Merhabalar, sonunda pasaportuma kavuştum ve deneyimlerimi siz değerli forum üyeleriyle paylaşmak için fırsat buldum.
Mülakat tarihim 8 Şubat 9:00 idi.
Unganlar'dan randevuyu 5 Şubat 11:55 saatine aldım. 5 Şubat günü saat 10-10.30 arasında Unganlar'a gittim fazla bir yoğunluk yoktu. İstenilen belgeleri verdikten sonra fotoğraf çektiler. Sonrada muayenehaneye girdim. Aşı kartımda ilk doz Tetanoz aşım yazmadığı için Bayan Ungan bu durumu sordu, ben de ilk dozu başka bir doktorun yaptığını, fakat sisteme girmeyi unuttuğunu, aşı tarihlerine bakıldığında ise 3. doz aşımın yapılmış olduğunun anlaşılacağını söyledim. Bir şey söylemedi. Hızlıca muayene ederken kulağa ezberlenmiş gibi gelen 10-15 soru sordu. Su çiçeği geçirdin mi sorusuna, bir de küçük bir burun ameliyatı geçirdiğim için "ameliyat geçirdiniz mi?" sorusuna "evet" dedim. Diğerlerinin cevabı "Hayır" idi. Kontrolden sonra aşı yapacağını belirtip içeriden aşıları getirdi ve hazırlayıp enjekte etti. Daha sonra alt kattaki Düzen Lab'da kan ve idrar tahlili, ciğer röntgeni çekildim.
Sağlık raporu için toplamda 275 dolar ödedim. 6 Şubat, saat 17 civarı raporu teslim aldım.

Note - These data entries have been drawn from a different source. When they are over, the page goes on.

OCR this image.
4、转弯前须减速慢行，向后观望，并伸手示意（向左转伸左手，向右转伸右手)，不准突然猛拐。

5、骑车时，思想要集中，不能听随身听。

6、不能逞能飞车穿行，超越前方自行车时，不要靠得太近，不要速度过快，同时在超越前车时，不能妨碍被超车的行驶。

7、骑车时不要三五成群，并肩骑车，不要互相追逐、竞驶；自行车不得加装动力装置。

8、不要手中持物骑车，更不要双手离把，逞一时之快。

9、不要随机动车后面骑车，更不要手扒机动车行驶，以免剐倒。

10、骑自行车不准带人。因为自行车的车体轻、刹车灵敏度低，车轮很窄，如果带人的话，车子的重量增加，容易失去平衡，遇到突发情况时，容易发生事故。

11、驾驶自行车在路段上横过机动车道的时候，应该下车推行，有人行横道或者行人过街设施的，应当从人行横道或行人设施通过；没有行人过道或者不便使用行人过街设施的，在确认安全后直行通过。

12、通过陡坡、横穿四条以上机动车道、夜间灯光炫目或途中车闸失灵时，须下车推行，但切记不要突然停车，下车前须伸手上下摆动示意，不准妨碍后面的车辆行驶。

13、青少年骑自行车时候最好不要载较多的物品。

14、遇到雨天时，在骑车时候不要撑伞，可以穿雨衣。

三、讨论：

8 Şubat sabah 8.45 gibi konsolosluk kapısına gittim. Kapı önü yoğundu. Kuyruğun sonuna geçtim, ayrı bir kuyruk yoktu. Daha sonra ileriden "9" mülakatlarını alıyorlar sesini duyar gibi oldum ve kapı önüne doğru hızlıca yürüdüm. Kuyruktakilerin hakkını yedim mi bilmiyorum ama kapı ile kuyruk arasındaki etkileşim tamamen durmuştu ve öndekilerin 9 mülakatı olmadığını düşünerek doğruca iç kapıya girdim. Görevliler de kabul edip iç kapıdaki gruba katılan son isim oldum. Kemerleri montu çıkararak teker teker x-ray'den geçtik. Konsolosluk içinde ise kapı ağzında numara veren kişiler var. Pasaportu ve Fotoğrafı gösterip Green Card dedikten sonra ikiyüzlü haneden numara verdiler. Ben girdiğimde içeri doluydu. Green Card görüşmesine gelenler için bekleme bölümü ayrı. O alanda arkadaşımla selamlaşıp oturdum. O'nun mülakatı 8.00'de idi ve evraklarını teslim edip son görüşmeyi bekliyordu. Yaklaşık 40 dakika sonra ilk kez numaram yandı ve evraklarımı teslim etmeye gittim. Burada çalışan kadın, bahsedildiği gibi asabi biri değildi ve gayet kağıt sesi furyası ile evrakları verdim, bir şey söylemedi. Yaklaşık 15 dakika sonra tekrar yandı ve 330 dolar ücreti yatırdım. Vizede dosyam üzerinde onay işareti atılmış kutucukların yanı sıra kırmızı kalem ile yazılmış bir kelime gözüme çarptı ama ne olduğunu anlamadım, hafiften içe doğru burkulsam da çok da üzerine düşmedim. :)) Sonra tekrar beklemeye koyuldum ve arkadaşım saat 12 onay kağıdına kavuştu, kutladık. Arkadaştan 5 dakika sonra benim numaram da yandı, aramızda daha numara olmasına rağmen neden bu kadar hızlı sıra geldiğini anlayamadım. :)) Gittim ve yoğunluk olduğunu öğleden sonra 2'de gelmemi rica ettiler, ben de otelden çıkış yaptığımı valizlerim olduğunu beklemenin biraz zor olacağını söyledim. İçeride kimsenin kalmayacağını herkesin yemeğe gideceğini ve orada da bekleyemeyeceğimi söylediler, ben de kıramadım tabi, kabul ettim sonra gelmeyi. Saat 14:00 için giriş kartı doldurup verdiler ve yemek yemeye çıktım. Yemekten sonra 13.50'de tekrar içeri girdim, sabahki kalabalıktan eser yoktu. Öğleden sonrası için gönderilen ben gibi diğer arkadaşlar vardı. Ben girdiğimde siyahi bir hanım abla ve sanırım iki çocuğu konsolos ile görüşüyorlardı. Ben geldikten sonra 45 dakika daha görüştüler. Benden önce ne kadar daha görüştüler bilemiyorum sonunda mutlu gibi ayrıldılar. Onlar ayrıldıktan sonra gayet hızlı ilerledi bizim grup. Girenleri "Bol Şans", çıkanları "Tebrikler" ile uğurladık. :))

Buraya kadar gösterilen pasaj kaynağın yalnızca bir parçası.